5. ...weaken our ability to combat climate change

In addition to making some climate disasters hit harder, humankind’s destruction of the natural world is reducing our ability to fight the underlying causes of the climate crisis. 

Once again, look to the trees. When forests are logged or otherwise disrupted, it turns crucially important climate pollution-trapping “carbon sinks” into carbon emitters. Similarly, soil that has been changed by human activities like mega-scale farming releases a huge amount of greenhouse gases into the atmosphere.  

We know that public lands like national parks and wilderness areas serve an important role in confronting the climate crisis. We can’t let runaway development and other threats totally undercut those natural allies.  

6. ...make us miserable (probably) 

There is a broad consensus that nature positively influences our physical and mental health. So what effect do you think it has when a host of human-caused hazards wipe out wilderness and drive species to extinction? 

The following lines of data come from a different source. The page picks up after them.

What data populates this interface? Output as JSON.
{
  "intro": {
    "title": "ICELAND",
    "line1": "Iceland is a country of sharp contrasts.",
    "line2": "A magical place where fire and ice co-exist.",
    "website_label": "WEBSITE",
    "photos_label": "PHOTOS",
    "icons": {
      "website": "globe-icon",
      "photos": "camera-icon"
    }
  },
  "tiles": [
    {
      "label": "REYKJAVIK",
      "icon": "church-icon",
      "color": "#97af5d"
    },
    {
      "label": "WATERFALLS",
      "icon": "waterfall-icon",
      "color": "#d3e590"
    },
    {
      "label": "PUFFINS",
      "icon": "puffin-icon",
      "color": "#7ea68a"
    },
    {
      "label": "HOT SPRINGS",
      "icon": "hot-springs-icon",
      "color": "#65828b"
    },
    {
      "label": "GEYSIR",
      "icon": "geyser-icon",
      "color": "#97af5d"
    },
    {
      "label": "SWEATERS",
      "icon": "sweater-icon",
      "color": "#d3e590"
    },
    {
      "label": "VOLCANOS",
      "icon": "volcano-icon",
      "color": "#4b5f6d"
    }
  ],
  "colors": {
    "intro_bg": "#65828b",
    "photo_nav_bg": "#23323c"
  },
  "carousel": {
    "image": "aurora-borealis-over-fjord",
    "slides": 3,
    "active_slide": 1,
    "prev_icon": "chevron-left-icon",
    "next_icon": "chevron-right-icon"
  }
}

It’s hard to say definitively, but it stands to reason that destruction of nature does and will continue to hurt the mental health of those who have relied on nature for emotional succor. Experts have already begun studying "ecological grief,” which arises from "either physical ecological losses, loss of environmental identity, or anticipated future ecological loss.” Researchers speculate that this condition may operate in a similar way to bereavement after the death of a loved one, and it could increase risk of some mental disorders. In particular, Indigenous people, farmers or others who live close to and work on the land are thought to be more vulnerable to ecological grief.  

In recent years, some doctors have been prescribing time in nature as one of the ways people can boost their mental and physical health (a new Canadian program even empowers doctors to hand out free park passes). Indeed, increasing access to nature and green spaces should be a priority. While we’re doing that, we must also oppose the runaway development and other forces that threaten those same precious resources. 

What can we do about it?

As climate change and other threats put more pressure on wild nature—and therefore on people—in the U.S. and worldwide, it is vitally important we secure a network of land and water that lets species adapt free of undue interference. The logical starting point for that project is the national parks, wilderness areas and other public lands we’ve already protected—hubs of a life-support system that will stand as a bulwark against extinction here and abroad.